THE DAILY

For Thursday August 22, 1996

VIRTUAL VINTAGE

Oenophiles bring taste to the Web


Taste and the Internet might often miss one another, but recently the Net found itself the toast of a vintage highbrow event: a Web wine tasting. On Sunday, nine wine experts, including The New York Times wine editor Frank J. Prial, attended what was reportedly the first wine tasting held over the Internet and, while he noted in a column that technology had overshadowed the occasion, Prial found the tasting to be at least "an ambitious one."

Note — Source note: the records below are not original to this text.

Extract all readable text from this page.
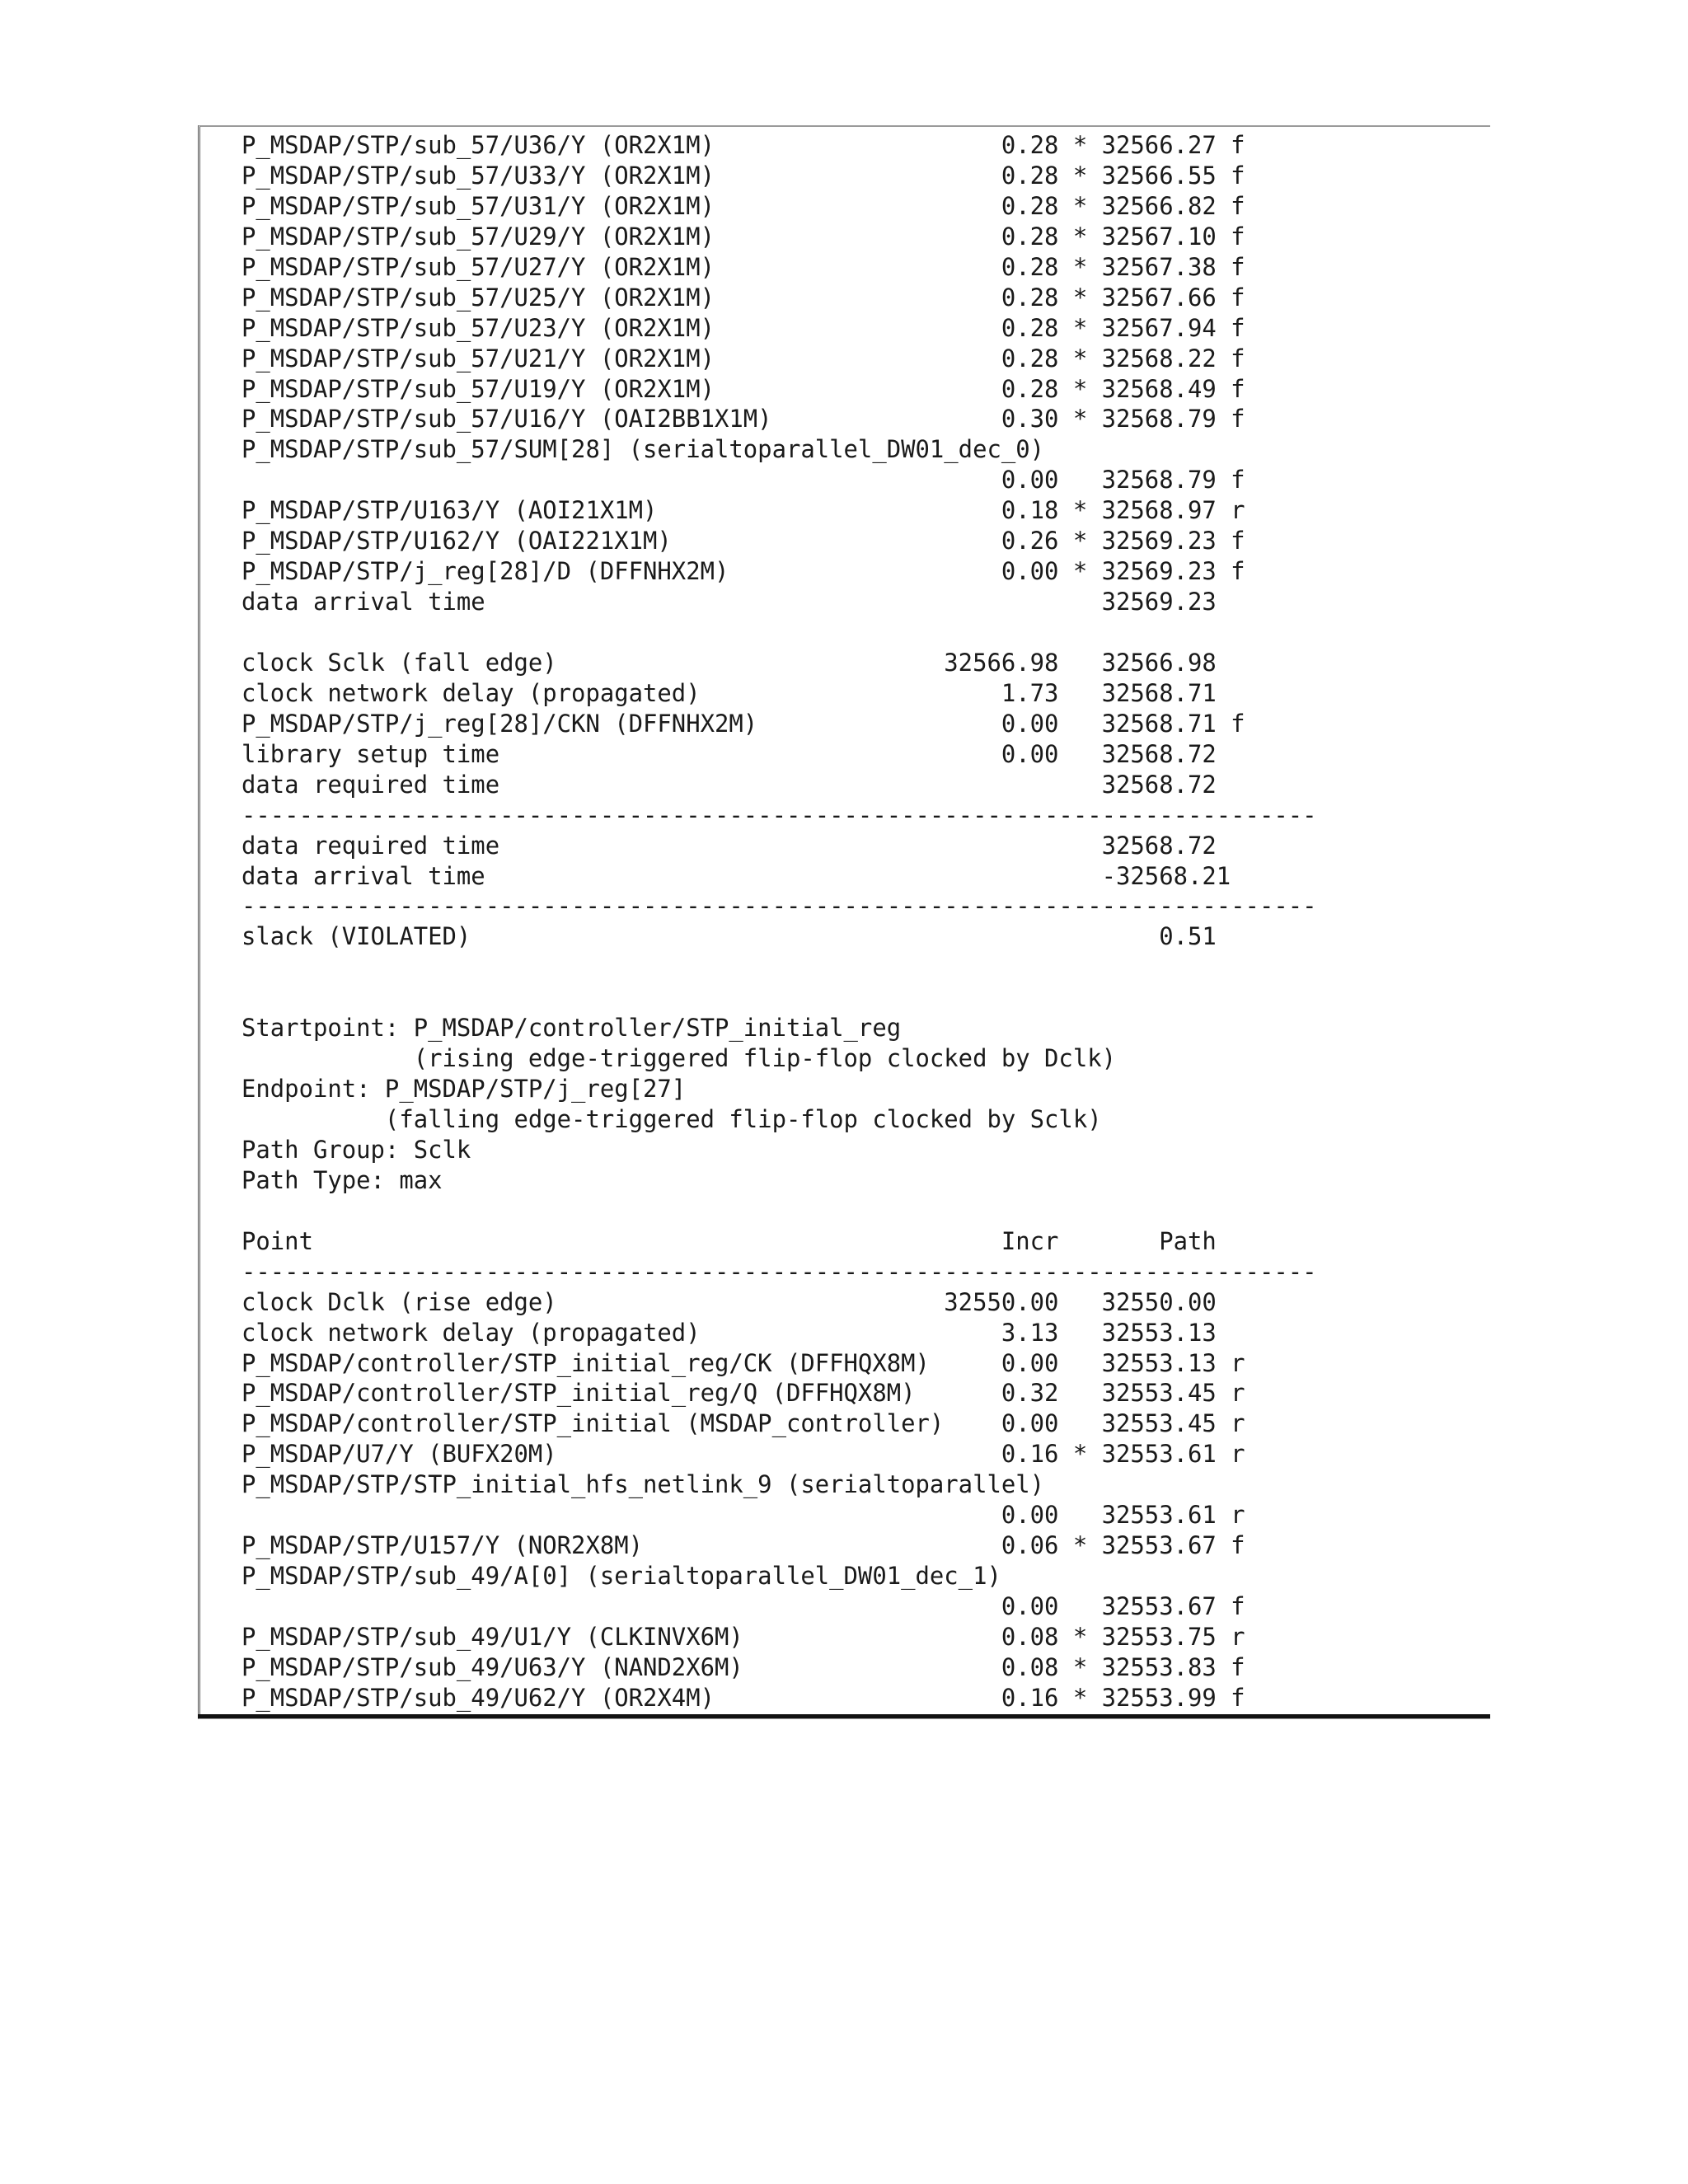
P_MSDAP/STP/sub_57/U36/Y (OR2X1M)                    0.28 * 32566.27 f
P_MSDAP/STP/sub_57/U33/Y (OR2X1M)                    0.28 * 32566.55 f
P_MSDAP/STP/sub_57/U31/Y (OR2X1M)                    0.28 * 32566.82 f
P_MSDAP/STP/sub_57/U29/Y (OR2X1M)                    0.28 * 32567.10 f
P_MSDAP/STP/sub_57/U27/Y (OR2X1M)                    0.28 * 32567.38 f
P_MSDAP/STP/sub_57/U25/Y (OR2X1M)                    0.28 * 32567.66 f
P_MSDAP/STP/sub_57/U23/Y (OR2X1M)                    0.28 * 32567.94 f
P_MSDAP/STP/sub_57/U21/Y (OR2X1M)                    0.28 * 32568.22 f
P_MSDAP/STP/sub_57/U19/Y (OR2X1M)                    0.28 * 32568.49 f
P_MSDAP/STP/sub_57/U16/Y (OAI2BB1X1M)                0.30 * 32568.79 f
P_MSDAP/STP/sub_57/SUM[28] (serialtoparallel_DW01_dec_0)
0.00   32568.79 f
P_MSDAP/STP/U163/Y (AOI21X1M)                        0.18 * 32568.97 r
P_MSDAP/STP/U162/Y (OAI221X1M)                       0.26 * 32569.23 f
P_MSDAP/STP/j_reg[28]/D (DFFNHX2M)                   0.00 * 32569.23 f
data arrival time                                           32569.23
clock Sclk (fall edge)                           32566.98   32566.98
clock network delay (propagated)                     1.73   32568.71
P_MSDAP/STP/j_reg[28]/CKN (DFFNHX2M)                 0.00   32568.71 f
library setup time                                   0.00   32568.72
data required time                                          32568.72
---------------------------------------------------------------------------
data required time                                          32568.72
data arrival time                                           -32568.21
---------------------------------------------------------------------------
slack (VIOLATED)                                                0.51
Startpoint: P_MSDAP/controller/STP_initial_reg
(rising edge-triggered flip-flop clocked by Dclk)
Endpoint: P_MSDAP/STP/j_reg[27]
(falling edge-triggered flip-flop clocked by Sclk)
Path Group: Sclk
Path Type: max
Point                                                Incr       Path
---------------------------------------------------------------------------
clock Dclk (rise edge)                           32550.00   32550.00
clock network delay (propagated)                     3.13   32553.13
P_MSDAP/controller/STP_initial_reg/CK (DFFHQX8M)     0.00   32553.13 r
P_MSDAP/controller/STP_initial_reg/Q (DFFHQX8M)      0.32   32553.45 r
P_MSDAP/controller/STP_initial (MSDAP_controller)    0.00   32553.45 r
P_MSDAP/U7/Y (BUFX20M)                               0.16 * 32553.61 r
P_MSDAP/STP/STP_initial_hfs_netlink_9 (serialtoparallel)
0.00   32553.61 r
P_MSDAP/STP/U157/Y (NOR2X8M)                         0.06 * 32553.67 f
P_MSDAP/STP/sub_49/A[0] (serialtoparallel_DW01_dec_1)
0.00   32553.67 f
P_MSDAP/STP/sub_49/U1/Y (CLKINVX6M)                  0.08 * 32553.75 r
P_MSDAP/STP/sub_49/U63/Y (NAND2X6M)                  0.08 * 32553.83 f
P_MSDAP/STP/sub_49/U62/Y (OR2X4M)                    0.16 * 32553.99 f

Authorities swirled the contents of flights (jargon for samples) in their mouths in Manhattan, while growers watched Xing's Streamlined video and awaited the verdict in the Arroyo Grande valley in California, where many of the samples had originated. The verdict: "They toasted the camera a lot," Robert Gould, president of Webcast producer Websine, tells PEOPLE Online.

A list of the wines to be tasted was available ahead of time for anyone who had the resources to seek out the selections and purchase them. "Wine-tasting is a very select, high-end market," says Gould, 28. "But this allowed anyone who could log on a chance to taste the same wines, ask questions and follow the comments." Hopeful sommeliers from 20 countries, including Japan and Norway, logged on during the event, he says.

But what is the result when a ruddy "terroir" is mixed with the Internet's chaos, when all caution is thrown to the Web wind? "Well, there's a certain decorum to wine tasting," Gould says. "So when I brought the tasters some questions from e-mail, they weren't always ready for them." Graphic language? "No. Their mouths were full."